Artificial intelligence is changing how we work — but the deepest transformations are not just technical. They’re cultural, human, and organizational. That’s why I believe HR sits at the very center of the AI revolution.
At The AI+HI Project 2025 in San Francisco, we surfaced four interconnected truths that make the case for why HR should lean into the adoption of AI inside organizations — not just respond to it.

1. Responsible AI Is Migrating to HR
If AI is going to touch internal employees, it’s going to touch HR first.
From hiring and training to performance evaluation and workforce planning, HR systems are the primary interface between AI tools and people. That means HR will increasingly become the steward of internal responsible AI practices — ensuring fairness, transparency, explainability, and agency in how AI is used at work.
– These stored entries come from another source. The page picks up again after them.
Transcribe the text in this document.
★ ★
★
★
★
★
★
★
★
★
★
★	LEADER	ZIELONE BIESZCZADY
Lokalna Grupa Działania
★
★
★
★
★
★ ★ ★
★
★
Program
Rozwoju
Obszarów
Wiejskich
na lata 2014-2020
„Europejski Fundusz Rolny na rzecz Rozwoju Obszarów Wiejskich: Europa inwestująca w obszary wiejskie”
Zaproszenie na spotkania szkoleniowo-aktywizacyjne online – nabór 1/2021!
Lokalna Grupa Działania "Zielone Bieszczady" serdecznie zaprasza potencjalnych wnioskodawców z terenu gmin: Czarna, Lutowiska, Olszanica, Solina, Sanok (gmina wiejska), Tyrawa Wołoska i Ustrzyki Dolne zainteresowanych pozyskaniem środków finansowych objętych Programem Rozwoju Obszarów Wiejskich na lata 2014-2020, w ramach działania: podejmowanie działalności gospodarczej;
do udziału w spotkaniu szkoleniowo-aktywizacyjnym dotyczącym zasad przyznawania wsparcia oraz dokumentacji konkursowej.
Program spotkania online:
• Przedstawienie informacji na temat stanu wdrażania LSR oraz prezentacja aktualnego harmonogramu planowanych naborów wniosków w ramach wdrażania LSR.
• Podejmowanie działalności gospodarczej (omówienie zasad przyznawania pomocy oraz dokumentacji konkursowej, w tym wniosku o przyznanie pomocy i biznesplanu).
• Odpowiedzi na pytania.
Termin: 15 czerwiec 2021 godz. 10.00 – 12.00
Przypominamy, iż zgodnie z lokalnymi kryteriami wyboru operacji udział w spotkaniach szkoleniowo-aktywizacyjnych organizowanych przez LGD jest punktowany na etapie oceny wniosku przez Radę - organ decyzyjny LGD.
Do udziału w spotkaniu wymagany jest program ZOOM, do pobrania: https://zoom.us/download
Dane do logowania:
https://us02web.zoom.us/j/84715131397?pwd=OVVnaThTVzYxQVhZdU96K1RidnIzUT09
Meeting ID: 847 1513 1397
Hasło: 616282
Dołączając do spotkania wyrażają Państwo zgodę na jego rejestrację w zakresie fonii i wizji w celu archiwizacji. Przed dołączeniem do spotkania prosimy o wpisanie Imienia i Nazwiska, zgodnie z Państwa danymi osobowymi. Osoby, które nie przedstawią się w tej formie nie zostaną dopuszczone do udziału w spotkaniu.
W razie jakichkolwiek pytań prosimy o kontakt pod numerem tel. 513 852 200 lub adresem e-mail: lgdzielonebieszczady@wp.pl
While CEOs establish the organizational social contract with employees, HR manages the mechanisms that implement and illustrate this contract throughout the employee life cycle. As AI increasingly permeates the tools used across recruitment, onboarding, L&D, performance evaluation, and talent management, employees will have fundamental questions about its implementation. Is AI being used to evaluate them transparently? Is the process fair? Do they have the right to opt out?
Some companies have already implemented systems where employees can choose to opt out of AI-based evaluation, electing instead to be assessed only by humans. I believe that employees expect and deserve transparency about how technology is being used in their workplace experience. Top talent will ultimately vote with their feet, choosing employers who implement AI ethically and responsibly.
We saw this play out publicly when Shopify’s CEO said employees must prove that AI can’t perform a particular task before headcount decisions are made. While this appears to be a straightforward leadership directive, it’s HR that truly operationalizes it behind the scenes. The CEO may set the mandate requiring teams to maximize AI usage before requesting additional headcount, but it’s HR that must implement all the underlying systems to make this possible.
HR handles the workforce planning to determine if headcount is justified. HR develops and delivers the L&D programs that train employees to use AI effectively. HR designs and manages the performance management tools that assess whether employees have genuinely attempted to leverage AI.
While managers enforce the day-to-day directive, HR builds the entire infrastructure of training, evaluation, and process institutionalization that makes the CEO’s mandate actually functional across the organization. Responsible AI isn’t a future trend — it’s already showing up in performance reviews, promotion criteria, and talent planning. HR has no choice but to own it.
Whether prepared or not, HR departments will find themselves answering critical questions, and I believe that the migration of employee-focused responsible AI expertise to HR isn’t optional — it’s inevitable.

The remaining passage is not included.